Turns out I had several problems:

Before listening to Rick’s talk I was completely dialed-into the poor performing code part of the problem. Which I could still be working on and still having my cpu spiking issues under relatively low load situations.

I actually had a hunch that I had misconfigured mod_wsgi. I cover my apache/mod_wsgi configurations issues to another entry ‘ Stop miss-configuring Apache and mod_wsgi ‘. Which includes lots of great links to subject matter on the topic. Including a link to another solid-gold PyCon 2013 talk by Graham Dumpleton the author of mod_wsgi.

After dealing with the first 2 issues I had a much more stable server. However it still was not capable of scaling out.

Now for the Juggernaut problem: Architecture Issue

Basically what I learned from Rick’s talk was that I needed to build a Asynchronous Tasking/Queuing system. This system would give me the ability to have ‘long running tasks’/ ‘transcoding’ capabilities. I could now pull my time consuming logic out of the web request and execute it in a task. Thus giving me the ample performance increase in the web request that I was after. Get in the web-request, hand off time consuming logic to a worker and get out of the request letting the webstack service these request’s in a timely manner.

Building a Asynchronous Tasking/Queuing System

Enter Celery

Rick references this is one of the best python projects that he has seen.

Next: Choose a AMQP broker

Enter RabbitMQ

Celery basically steers you to RabbitMQ. Once you choose it, you are going to need to learn to configure it, I highly recommend this book on the subject.

Next: You will need to talk to this broker with python

Enter Pika

Pick Caching solution

Enter Memcached

Picking memcached was a bit of a shoo-in for us because it was already in the infrastructure.

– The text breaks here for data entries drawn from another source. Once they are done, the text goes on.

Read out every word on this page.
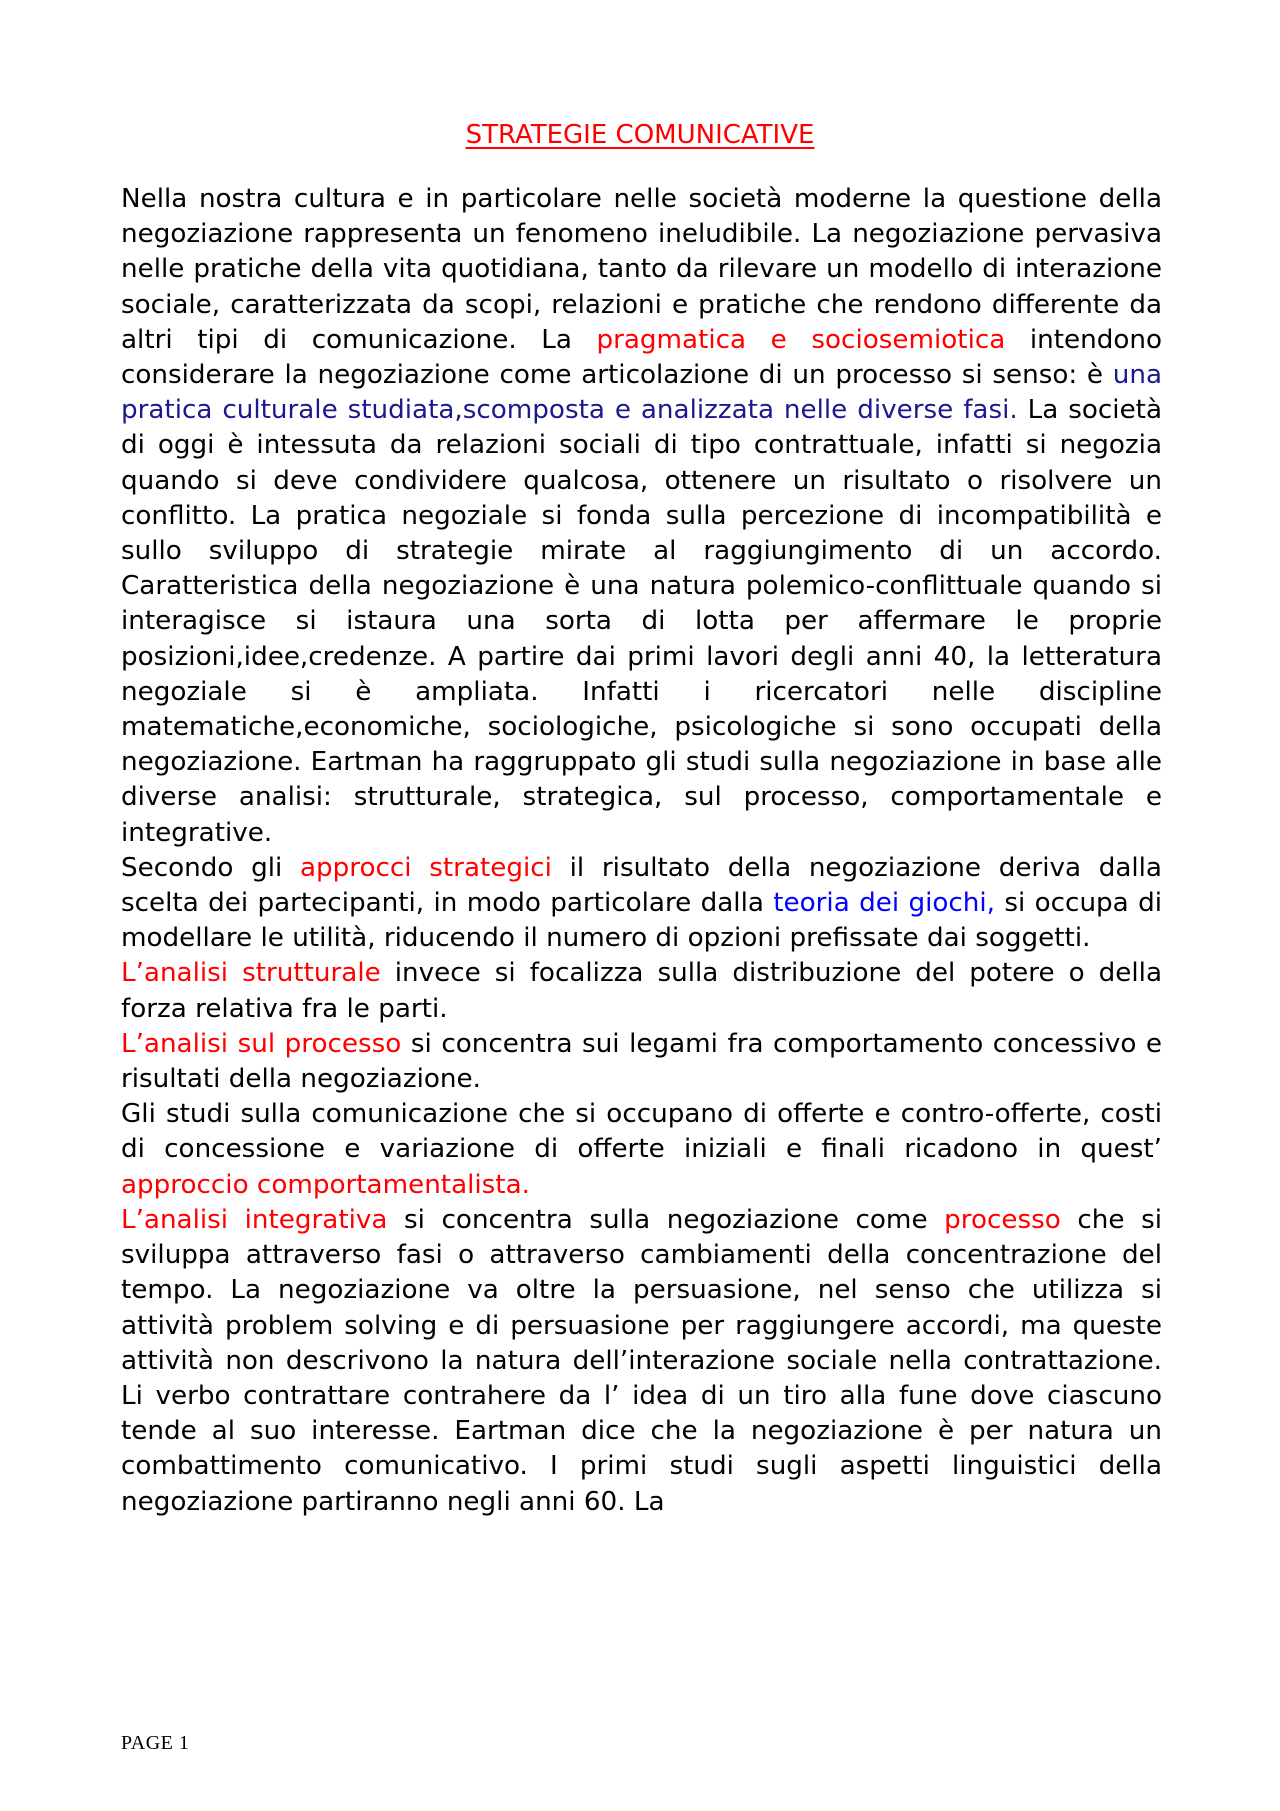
STRATEGIE COMUNICATIVE

Nella nostra cultura e in particolare nelle società moderne la questione della negoziazione rappresenta un fenomeno ineludibile. La negoziazione pervasiva nelle pratiche della vita quotidiana, tanto da rilevare un modello di interazione sociale, caratterizzata da scopi, relazioni e pratiche che rendono differente da altri tipi di comunicazione. La pragmatica e sociosemiotica intendono considerare la negoziazione come articolazione di un processo si senso: è una pratica culturale studiata,scomposta e analizzata nelle diverse fasi. La società di oggi è intessuta da relazioni sociali di tipo contrattuale, infatti si negozia quando si deve condividere qualcosa, ottenere un risultato o risolvere un conflitto. La pratica negoziale si fonda sulla percezione di incompatibilità e sullo sviluppo di strategie mirate al raggiungimento di un accordo. Caratteristica della negoziazione è una natura polemico-conflittuale quando si interagisce si istaura una sorta di lotta per affermare le proprie posizioni,idee,credenze. A partire dai primi lavori degli anni 40, la letteratura negoziale si è ampliata. Infatti i ricercatori nelle discipline matematiche,economiche, sociologiche, psicologiche si sono occupati della negoziazione. Eartman ha raggruppato gli studi sulla negoziazione in base alle diverse analisi: strutturale, strategica, sul processo, comportamentale e integrative.

Secondo gli approcci strategici il risultato della negoziazione deriva dalla scelta dei partecipanti, in modo particolare dalla teoria dei giochi, si occupa di modellare le utilità, riducendo il numero di opzioni prefissate dai soggetti.

L’analisi strutturale invece si focalizza sulla distribuzione del potere o della forza relativa fra le parti.

L’analisi sul processo si concentra sui legami fra comportamento concessivo e risultati della negoziazione.

Gli studi sulla comunicazione che si occupano di offerte e contro-offerte, costi di concessione e variazione di offerte iniziali e finali ricadono in quest’ approccio comportamentalista.

L’analisi integrativa si concentra sulla negoziazione come processo che si sviluppa attraverso fasi o attraverso cambiamenti della concentrazione del tempo. La negoziazione va oltre la persuasione, nel senso che utilizza si attività problem solving e di persuasione per raggiungere accordi, ma queste attività non descrivono la natura dell’interazione sociale nella contrattazione. Li verbo contrattare contrahere da l’ idea di un tiro alla fune dove ciascuno tende al suo interesse. Eartman dice che la negoziazione è per natura un combattimento comunicativo. I primi studi sugli aspetti linguistici della negoziazione partiranno negli anni 60. La

PAGE 1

You should probably weigh the pros-n-cons of .

Now that the stack is rough’ed in.. its time to get down to the business of wiring all of this up, but before we do lets ponder a few more quotes related to building a task management system.

“There is no such thing as running tasks exactly-once.” - Rick Branson

Just to point out that Instagram did not invent these ideas or concepts. Lets lean on the pre-web history a bit.

“… it is impossible for one process to tell whether another has died ( stopped entirely ) or is just running very slowly.”

Impossibility of distributed consensus with one faulty process
Fisher, N. Lynch 1985

So after all of that, here is what the architecture looks like now.

asynch_tasks_two

The ‘Broker’, ‘Queues’ are part of the RabbitMQ setup. The ‘Workers’ are from celery and the new Cache is an instance of Memcached.

For the final issue: Dont run the dbms/web server on the same machine .

Just don’t do it! Under load conditions you will create I/O blocking conditions that will cause your cpu to churn. See section 2 ‘ Separate Database Server ‘ in Digital Ocean’s documentation.

For reference my server spike issues are gone now and I sleep better at night. As an added benefit I can now scale horizontally quite nicely.

References:

As a follow up to this story I would like to point out a scaling story related to ‘ Black Friday the WalMart servers didn’t go over 1% CPU utilisation and the team did a deploy with 200,000,000 users online. ‘ I am currently kicking the tires of node.js and may write a bit more about this in the future.